Philharmonia/Petrenko review – a staid account of Mahler’s unfinished 10th

Vasily Petrenko dedicated this performance of Mahler’s 10th to his recently deceased mother, and indeed it felt as if there was something weighing on the music tonight
  
  

Vasily Petrenko.
Dark abysses … Vasily Petrenko. Photograph: Mark McNulty

Vasily Petrenko included only the first movement of the unfinished 10th Symphony in the Mahler cycle he gave with the Royal Liverpool Philharmonic in their 2010/11 season. Since then he has taken on the complete work, conducting Deryck Cooke’s peerless performing version with both the RLPO and the National Youth Orchestra, and he brought it to his latest appearance with the Philharmonia, too.
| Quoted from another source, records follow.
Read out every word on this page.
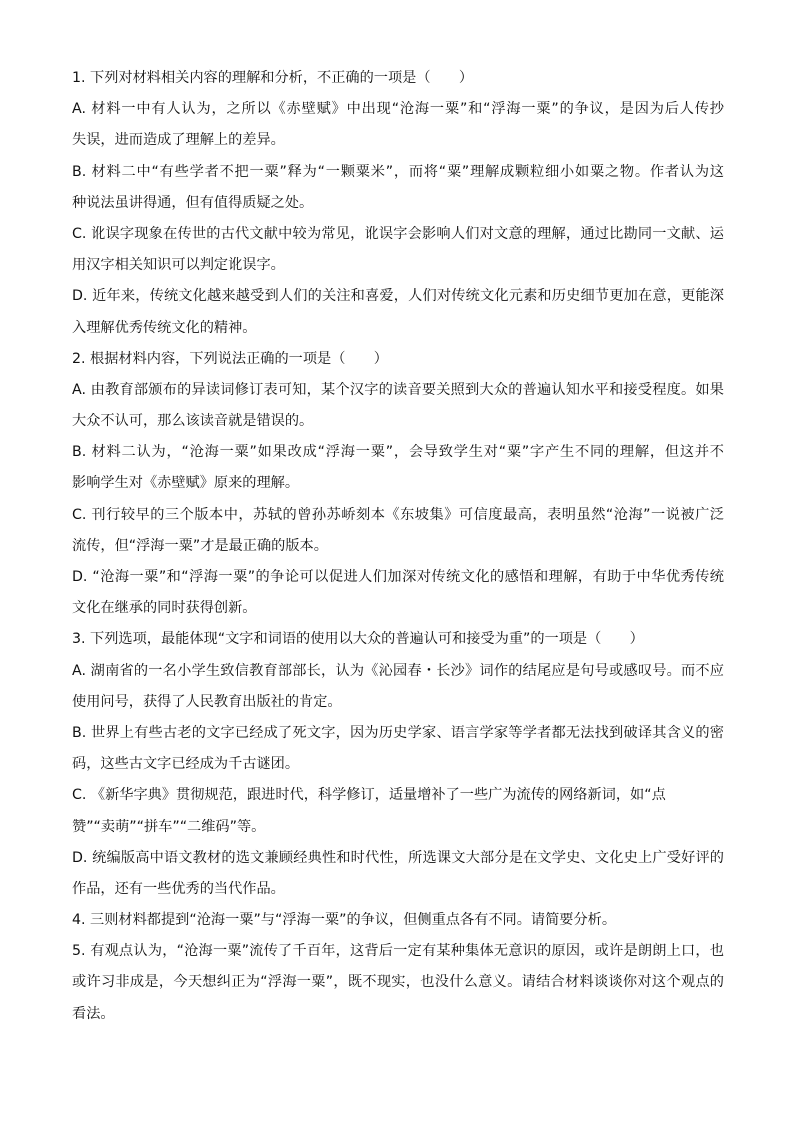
1. 下列对材料相关内容的理解和分析，不正确的一项是（　　）
A. 材料一中有人认为，之所以《赤壁赋》中出现“沧海一粟”和“浮海一粟”的争议，是因为后人传抄
失误，进而造成了理解上的差异。
B. 材料二中“有些学者不把一粟”释为“一颗粟米”，而将“粟”理解成颗粒细小如粟之物。作者认为这
种说法虽讲得通，但有值得质疑之处。
C. 讹误字现象在传世的古代文献中较为常见，讹误字会影响人们对文意的理解，通过比勘同一文献、运
用汉字相关知识可以判定讹误字。
D. 近年来，传统文化越来越受到人们的关注和喜爱，人们对传统文化元素和历史细节更加在意，更能深
入理解优秀传统文化的精神。
2. 根据材料内容，下列说法正确的一项是（　　）
A. 由教育部颁布的异读词修订表可知，某个汉字的读音要关照到大众的普遍认知水平和接受程度。如果
大众不认可，那么该读音就是错误的。
B. 材料二认为，“沧海一粟”如果改成“浮海一粟”，会导致学生对“粟”字产生不同的理解，但这并不
影响学生对《赤壁赋》原来的理解。
C. 刊行较早的三个版本中，苏轼的曾孙苏峤刻本《东坡集》可信度最高，表明虽然“沧海”一说被广泛
流传，但“浮海一粟”才是最正确的版本。
D. “沧海一粟”和“浮海一粟”的争论可以促进人们加深对传统文化的感悟和理解，有助于中华优秀传统
文化在继承的同时获得创新。
3. 下列选项，最能体现“文字和词语的使用以大众的普遍认可和接受为重”的一项是（　　）
A. 湖南省的一名小学生致信教育部部长，认为《沁园春・长沙》词作的结尾应是句号或感叹号。而不应
使用问号，获得了人民教育出版社的肯定。
B. 世界上有些古老的文字已经成了死文字，因为历史学家、语言学家等学者都无法找到破译其含义的密
码，这些古文字已经成为千古谜团。
C. 《新华字典》贯彻规范，跟进时代，科学修订，适量增补了一些广为流传的网络新词，如“点
赞”“卖萌”“拼车”“二维码”等。
D. 统编版高中语文教材的选文兼顾经典性和时代性，所选课文大部分是在文学史、文化史上广受好评的
作品，还有一些优秀的当代作品。
4. 三则材料都提到“沧海一粟”与“浮海一粟”的争议，但侧重点各有不同。请简要分析。
5. 有观点认为，“沧海一粟”流传了千百年，这背后一定有某种集体无意识的原因，或许是朗朗上口，也
或许习非成是，今天想纠正为“浮海一粟”，既不现实，也没什么意义。请结合材料谈谈你对这个观点的
看法。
Petrenko dedicated his performance of the 10th to his mother, who died recently, and perhaps the weight of that loss was responsible for his rather staid approach. The opening Adagio, where the dark abysses of the music were never suggested, had the impact of its fiercely dissonant climactic chord blunted, and the symphony’s intensely personal dimension – it was composed at a time when Mahler had to confront the real possibility of losing his wife, Alma, to the architect Walter Gropius – was generally neutralised. The pair of scherzos that enclose the tiny central Purgatorio movement (which sounded commonplace here) were plausible enough. But despite the real beauty of some sections of the finale – the forlorn yet aspiring flute solo was beautifully judged – it was only towards the end that Petrenko’s performances achieved the coherence they needed. Even then, it all seemed a little too easy, and the radiance of the closing paragraphs was hardly earned.

Before Mahler’s last symphony came Mozart’s last piano concerto, the B flat K595, with Till Fellner as soloist. It was lacking in frills, and at times perhaps too unadorned – Fellner’s piano sound was not particularly ingratiating – and the Philharmonia’s contribution was less expressive than some of Petrenko’s gestures seemed to expect.